Sections on controversies, history, and importance of other works follow. Blind wishful thinking and equal measures of cynicism surpasses even "very clever forgeries" as an issue in this field.

Kemp has seen too many "texts with plentiful data, diagrams and images to 'prove' the authenticity.” The "Leonardo industry" has created a "complex network of interests and biases." Kemp writes "my heart genuinely sinks in receiving messages from owners of supposed Leonardos." 

"Being misguided about a Leonardo attribution does not mean that someone deserves to be treated with disrespect," however, and “a work of art is not responsible for who owns it." Two chapters deal with the identification of La Bella Principessa as a previously unidentified Leonardo and the resulting "ugly arguments."

Kemp was in the middle in that issue and other Leonardo controversies. He takes no money to evaluate "purported Leonardos" or even expense money to inspect them. This book says much about fallibility and even pettiness of the world of historical art that also exits in other fields.

The Salvador Mundi controversy involved how much, if any, it had "signs of Leonardo's magic asserted themselves" in that painting. Kemp's chapter on the theft of the Madonna of the Yarnwinder could be a modern forensic crime thriller. It and its related Madonnas already had a history "the stuff of novels and stage plays."

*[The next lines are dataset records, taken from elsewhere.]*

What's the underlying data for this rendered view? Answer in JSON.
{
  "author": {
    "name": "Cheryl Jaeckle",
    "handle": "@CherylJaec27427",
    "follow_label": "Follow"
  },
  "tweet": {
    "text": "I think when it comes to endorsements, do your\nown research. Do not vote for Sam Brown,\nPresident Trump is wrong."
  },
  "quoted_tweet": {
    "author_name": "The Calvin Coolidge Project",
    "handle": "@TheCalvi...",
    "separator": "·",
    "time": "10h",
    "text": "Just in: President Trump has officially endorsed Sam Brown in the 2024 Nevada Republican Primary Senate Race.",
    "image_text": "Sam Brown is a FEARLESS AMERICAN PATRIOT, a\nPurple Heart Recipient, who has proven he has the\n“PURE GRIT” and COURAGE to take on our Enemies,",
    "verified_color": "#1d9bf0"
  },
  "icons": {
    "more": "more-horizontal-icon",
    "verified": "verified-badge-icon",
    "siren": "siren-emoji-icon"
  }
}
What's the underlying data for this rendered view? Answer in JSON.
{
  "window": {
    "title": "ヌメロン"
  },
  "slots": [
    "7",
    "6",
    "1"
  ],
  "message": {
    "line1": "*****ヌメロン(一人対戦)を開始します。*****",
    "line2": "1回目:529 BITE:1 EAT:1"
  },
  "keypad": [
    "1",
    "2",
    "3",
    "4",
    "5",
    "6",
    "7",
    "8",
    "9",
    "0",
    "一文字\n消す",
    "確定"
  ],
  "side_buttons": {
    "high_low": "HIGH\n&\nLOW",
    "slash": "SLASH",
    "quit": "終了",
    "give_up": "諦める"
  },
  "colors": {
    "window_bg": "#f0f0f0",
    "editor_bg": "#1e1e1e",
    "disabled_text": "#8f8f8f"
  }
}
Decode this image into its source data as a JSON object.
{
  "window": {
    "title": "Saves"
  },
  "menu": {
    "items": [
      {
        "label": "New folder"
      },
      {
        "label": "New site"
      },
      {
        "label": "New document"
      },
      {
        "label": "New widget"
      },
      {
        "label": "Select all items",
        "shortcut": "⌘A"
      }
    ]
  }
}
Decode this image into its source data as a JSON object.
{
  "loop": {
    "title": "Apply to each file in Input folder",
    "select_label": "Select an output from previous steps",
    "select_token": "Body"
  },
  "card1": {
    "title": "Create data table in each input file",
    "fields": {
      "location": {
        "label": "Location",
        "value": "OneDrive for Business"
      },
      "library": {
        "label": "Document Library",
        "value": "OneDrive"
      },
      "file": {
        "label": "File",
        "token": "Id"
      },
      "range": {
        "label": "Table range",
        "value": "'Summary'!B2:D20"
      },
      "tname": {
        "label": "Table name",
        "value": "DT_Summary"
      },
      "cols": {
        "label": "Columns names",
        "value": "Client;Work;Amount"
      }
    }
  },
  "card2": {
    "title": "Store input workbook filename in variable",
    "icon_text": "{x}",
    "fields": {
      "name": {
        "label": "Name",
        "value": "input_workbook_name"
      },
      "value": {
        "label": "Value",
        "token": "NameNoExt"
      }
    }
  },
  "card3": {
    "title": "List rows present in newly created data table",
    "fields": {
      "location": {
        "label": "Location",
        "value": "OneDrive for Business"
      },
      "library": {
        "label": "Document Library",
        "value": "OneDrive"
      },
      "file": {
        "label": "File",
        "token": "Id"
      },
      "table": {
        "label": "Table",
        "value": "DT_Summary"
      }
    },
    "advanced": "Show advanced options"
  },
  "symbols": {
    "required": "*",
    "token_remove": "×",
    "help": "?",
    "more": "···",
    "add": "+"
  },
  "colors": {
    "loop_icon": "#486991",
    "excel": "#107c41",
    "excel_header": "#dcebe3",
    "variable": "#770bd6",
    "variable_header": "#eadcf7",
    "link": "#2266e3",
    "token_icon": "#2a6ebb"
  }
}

Living with Leonardo tells the story of Kemp accidentally becoming Leonardo's humble and obedient servant as the topic took on a life of its own. He meets a dizzying art world equivalent of Alice in Wonderland characters along the way. They make a story in themselves that becomes lost in the power of the notoriety of Leonardo.

Martin Kemp takes us on his great personal journey of adventure in exploring the art of Leonardo, and we are so much the better for it. At the same time, he also displays the practical side of the art world as a tour of his "house" (i.e. life). Works that share the writer's life with the subject often fail, but here Kemp succeeds, leaving the reader to judge throughout.